My 16-year old niece whines about doing math homework, which from her perspective, seems totally useless in life. I am sympathetic to the genuine agony felt by teenagers droning toward their hormonal destiny. When anything forces their attention away from their sole purpose in life–dating–it couldn’t feel worse.
For most teenagers, math, especially advanced math, is nowhere near as exciting as next Saturday night. But what if math could lead to the ultimate date? Many successful scientists figured out this equation long ago: math homework = exotic travel.
Take cosmologists for instance. They use advanced mathematics to theorize about the origins and composition of the universe. A cosmologist’s calendar reads like an issue of National Geographic: working group gathering in Prague, symposia in the Seychelles, annual meeting in Marseille. It seems that sipping umbrella drinks in some of the world’s most exotic destinations encourages the inner genius to grasp mind-boggling mysteries.

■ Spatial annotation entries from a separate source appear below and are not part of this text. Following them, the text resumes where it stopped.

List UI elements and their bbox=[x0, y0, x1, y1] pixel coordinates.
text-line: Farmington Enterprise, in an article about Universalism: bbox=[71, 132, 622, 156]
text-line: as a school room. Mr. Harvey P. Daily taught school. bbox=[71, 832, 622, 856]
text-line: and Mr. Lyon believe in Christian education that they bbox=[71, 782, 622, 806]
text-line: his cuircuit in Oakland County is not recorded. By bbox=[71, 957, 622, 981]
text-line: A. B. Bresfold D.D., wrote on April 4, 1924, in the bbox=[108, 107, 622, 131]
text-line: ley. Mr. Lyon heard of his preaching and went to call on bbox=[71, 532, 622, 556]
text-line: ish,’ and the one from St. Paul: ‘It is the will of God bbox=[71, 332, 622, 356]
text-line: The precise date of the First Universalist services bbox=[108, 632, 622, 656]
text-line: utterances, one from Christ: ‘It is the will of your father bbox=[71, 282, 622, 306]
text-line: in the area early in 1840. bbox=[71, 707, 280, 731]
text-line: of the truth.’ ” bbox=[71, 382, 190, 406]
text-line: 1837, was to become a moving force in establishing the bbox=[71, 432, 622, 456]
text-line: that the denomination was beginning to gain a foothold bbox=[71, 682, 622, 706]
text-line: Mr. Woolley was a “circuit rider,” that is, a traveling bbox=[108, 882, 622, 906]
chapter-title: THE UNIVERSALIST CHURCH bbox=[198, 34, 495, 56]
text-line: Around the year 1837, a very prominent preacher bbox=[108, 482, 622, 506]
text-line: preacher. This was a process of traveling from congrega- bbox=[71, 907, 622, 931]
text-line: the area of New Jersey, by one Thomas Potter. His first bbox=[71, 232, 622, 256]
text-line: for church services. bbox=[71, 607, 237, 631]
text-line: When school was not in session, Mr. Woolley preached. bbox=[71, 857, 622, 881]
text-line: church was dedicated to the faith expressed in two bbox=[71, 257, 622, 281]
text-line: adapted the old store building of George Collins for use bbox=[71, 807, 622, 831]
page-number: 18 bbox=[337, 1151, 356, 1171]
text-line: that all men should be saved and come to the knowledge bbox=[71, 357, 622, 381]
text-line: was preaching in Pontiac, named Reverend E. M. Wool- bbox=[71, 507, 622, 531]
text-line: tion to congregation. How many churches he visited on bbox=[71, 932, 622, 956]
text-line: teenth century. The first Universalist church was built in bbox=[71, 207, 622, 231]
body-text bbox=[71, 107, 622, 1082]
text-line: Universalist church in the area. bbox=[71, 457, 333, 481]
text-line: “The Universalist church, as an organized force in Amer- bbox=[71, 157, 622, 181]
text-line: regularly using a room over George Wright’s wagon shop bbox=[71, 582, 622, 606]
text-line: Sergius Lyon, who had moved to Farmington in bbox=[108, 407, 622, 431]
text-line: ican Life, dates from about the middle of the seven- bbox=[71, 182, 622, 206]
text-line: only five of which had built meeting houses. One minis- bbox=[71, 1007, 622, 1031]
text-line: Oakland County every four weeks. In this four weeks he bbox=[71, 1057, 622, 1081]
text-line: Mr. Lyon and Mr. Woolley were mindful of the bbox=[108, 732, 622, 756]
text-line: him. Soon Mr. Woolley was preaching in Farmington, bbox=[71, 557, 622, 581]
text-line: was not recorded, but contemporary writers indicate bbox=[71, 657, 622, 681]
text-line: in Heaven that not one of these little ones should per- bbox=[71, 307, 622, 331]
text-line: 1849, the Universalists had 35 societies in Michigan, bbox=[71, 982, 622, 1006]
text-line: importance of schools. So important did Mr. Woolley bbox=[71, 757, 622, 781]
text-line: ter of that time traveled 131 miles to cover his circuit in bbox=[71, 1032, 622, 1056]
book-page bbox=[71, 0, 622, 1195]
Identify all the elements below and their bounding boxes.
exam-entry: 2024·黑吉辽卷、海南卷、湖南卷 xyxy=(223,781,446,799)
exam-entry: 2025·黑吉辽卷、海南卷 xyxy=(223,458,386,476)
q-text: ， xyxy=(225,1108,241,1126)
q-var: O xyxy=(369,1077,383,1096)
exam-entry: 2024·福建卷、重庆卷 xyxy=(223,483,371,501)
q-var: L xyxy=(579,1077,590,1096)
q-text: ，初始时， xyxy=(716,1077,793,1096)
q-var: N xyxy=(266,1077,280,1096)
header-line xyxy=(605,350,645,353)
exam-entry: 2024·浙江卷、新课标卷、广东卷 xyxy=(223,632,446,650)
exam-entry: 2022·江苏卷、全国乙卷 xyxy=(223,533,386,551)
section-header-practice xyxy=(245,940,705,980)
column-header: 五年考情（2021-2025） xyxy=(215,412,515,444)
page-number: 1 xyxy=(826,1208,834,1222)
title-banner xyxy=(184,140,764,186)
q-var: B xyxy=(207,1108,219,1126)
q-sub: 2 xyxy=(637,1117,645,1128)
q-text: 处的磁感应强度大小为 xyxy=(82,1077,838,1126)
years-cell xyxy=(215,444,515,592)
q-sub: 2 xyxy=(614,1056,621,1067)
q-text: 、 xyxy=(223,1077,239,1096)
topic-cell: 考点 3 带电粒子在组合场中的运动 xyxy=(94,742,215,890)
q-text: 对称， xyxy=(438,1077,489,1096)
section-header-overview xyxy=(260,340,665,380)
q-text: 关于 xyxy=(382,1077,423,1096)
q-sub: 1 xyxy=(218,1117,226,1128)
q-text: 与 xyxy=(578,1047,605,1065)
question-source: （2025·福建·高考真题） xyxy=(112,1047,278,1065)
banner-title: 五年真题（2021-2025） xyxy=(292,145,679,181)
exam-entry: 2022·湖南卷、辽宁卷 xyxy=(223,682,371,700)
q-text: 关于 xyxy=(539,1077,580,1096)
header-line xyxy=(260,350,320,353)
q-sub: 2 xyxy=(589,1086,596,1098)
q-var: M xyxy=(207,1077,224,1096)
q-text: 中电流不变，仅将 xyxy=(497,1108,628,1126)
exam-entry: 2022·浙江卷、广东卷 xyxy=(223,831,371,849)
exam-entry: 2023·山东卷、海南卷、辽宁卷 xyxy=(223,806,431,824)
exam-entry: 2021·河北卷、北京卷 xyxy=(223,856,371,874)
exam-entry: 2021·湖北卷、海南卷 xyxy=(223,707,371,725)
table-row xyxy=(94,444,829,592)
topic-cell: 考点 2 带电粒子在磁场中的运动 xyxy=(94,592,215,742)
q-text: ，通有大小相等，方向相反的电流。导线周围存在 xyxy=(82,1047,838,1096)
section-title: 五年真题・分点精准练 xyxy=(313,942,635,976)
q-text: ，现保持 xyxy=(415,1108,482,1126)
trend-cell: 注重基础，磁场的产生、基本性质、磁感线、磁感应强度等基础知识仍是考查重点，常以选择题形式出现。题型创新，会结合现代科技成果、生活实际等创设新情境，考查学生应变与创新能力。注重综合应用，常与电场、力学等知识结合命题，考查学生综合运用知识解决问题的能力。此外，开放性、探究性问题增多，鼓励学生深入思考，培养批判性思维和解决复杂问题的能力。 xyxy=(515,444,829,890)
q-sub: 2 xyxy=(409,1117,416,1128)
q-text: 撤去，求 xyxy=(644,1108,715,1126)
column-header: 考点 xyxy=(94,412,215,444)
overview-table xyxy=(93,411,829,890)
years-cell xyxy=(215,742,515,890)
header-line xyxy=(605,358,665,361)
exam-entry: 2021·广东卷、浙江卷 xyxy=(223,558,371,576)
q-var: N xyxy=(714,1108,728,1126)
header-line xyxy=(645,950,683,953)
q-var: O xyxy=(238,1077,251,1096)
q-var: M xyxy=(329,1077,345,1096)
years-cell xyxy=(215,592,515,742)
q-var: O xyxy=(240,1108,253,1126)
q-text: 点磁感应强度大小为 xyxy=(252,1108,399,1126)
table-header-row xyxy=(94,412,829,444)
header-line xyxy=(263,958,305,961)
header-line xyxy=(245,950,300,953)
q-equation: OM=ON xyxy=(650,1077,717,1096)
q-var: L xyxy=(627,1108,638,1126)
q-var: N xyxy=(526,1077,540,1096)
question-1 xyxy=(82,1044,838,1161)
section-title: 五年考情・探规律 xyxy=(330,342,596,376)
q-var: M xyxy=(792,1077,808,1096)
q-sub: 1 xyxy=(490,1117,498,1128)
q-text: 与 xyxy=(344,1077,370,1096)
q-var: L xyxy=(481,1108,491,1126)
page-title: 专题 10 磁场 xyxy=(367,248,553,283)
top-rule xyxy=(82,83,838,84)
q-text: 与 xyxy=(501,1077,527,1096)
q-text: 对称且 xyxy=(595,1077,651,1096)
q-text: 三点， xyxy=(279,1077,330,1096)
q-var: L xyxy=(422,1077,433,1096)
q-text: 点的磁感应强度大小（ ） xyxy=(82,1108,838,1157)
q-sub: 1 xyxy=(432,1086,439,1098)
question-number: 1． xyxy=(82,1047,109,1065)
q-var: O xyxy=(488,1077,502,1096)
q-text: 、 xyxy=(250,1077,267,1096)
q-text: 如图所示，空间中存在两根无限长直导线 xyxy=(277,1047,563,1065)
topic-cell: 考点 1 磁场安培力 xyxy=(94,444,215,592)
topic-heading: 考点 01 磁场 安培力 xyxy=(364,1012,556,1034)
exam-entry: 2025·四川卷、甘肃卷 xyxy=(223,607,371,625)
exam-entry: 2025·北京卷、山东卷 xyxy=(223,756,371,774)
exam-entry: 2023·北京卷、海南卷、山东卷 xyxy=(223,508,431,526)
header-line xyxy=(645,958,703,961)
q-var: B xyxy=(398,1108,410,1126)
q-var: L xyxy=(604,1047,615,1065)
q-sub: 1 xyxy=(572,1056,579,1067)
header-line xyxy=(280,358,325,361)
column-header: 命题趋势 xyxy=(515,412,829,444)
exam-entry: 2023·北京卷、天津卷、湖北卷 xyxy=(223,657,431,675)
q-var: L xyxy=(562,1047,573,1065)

Other scientists are onto the formula, too. Astronomers routinely visit exotic locales—Hawaii, Spain, Chile, and South Africa—to observe the sky with large telescopes. They use advanced math to discover and explore celestial objects. Dozens of passport stamps happen to come with the job.
Wildlife biologists count for a living. They count individuals, populations, habitat—anything that will help them determine the health of a species and its environment. Sadly, global climate change and human land development will only increase the demand for these scientists. The process of documenting requires field trips and not just to the local zoo. “Field” means anywhere in the world with interesting creatures, which is pretty much everywhere. For these scientists, the ultimate Saturday night date could be with endangered species in the Amazon rainforest.
So the next time my niece whines about math homework, I am not going to repeat the party line that math is important for her future. Instead, I am going to ask here where in the world she would like to go on an ultimate date and let math lead her there.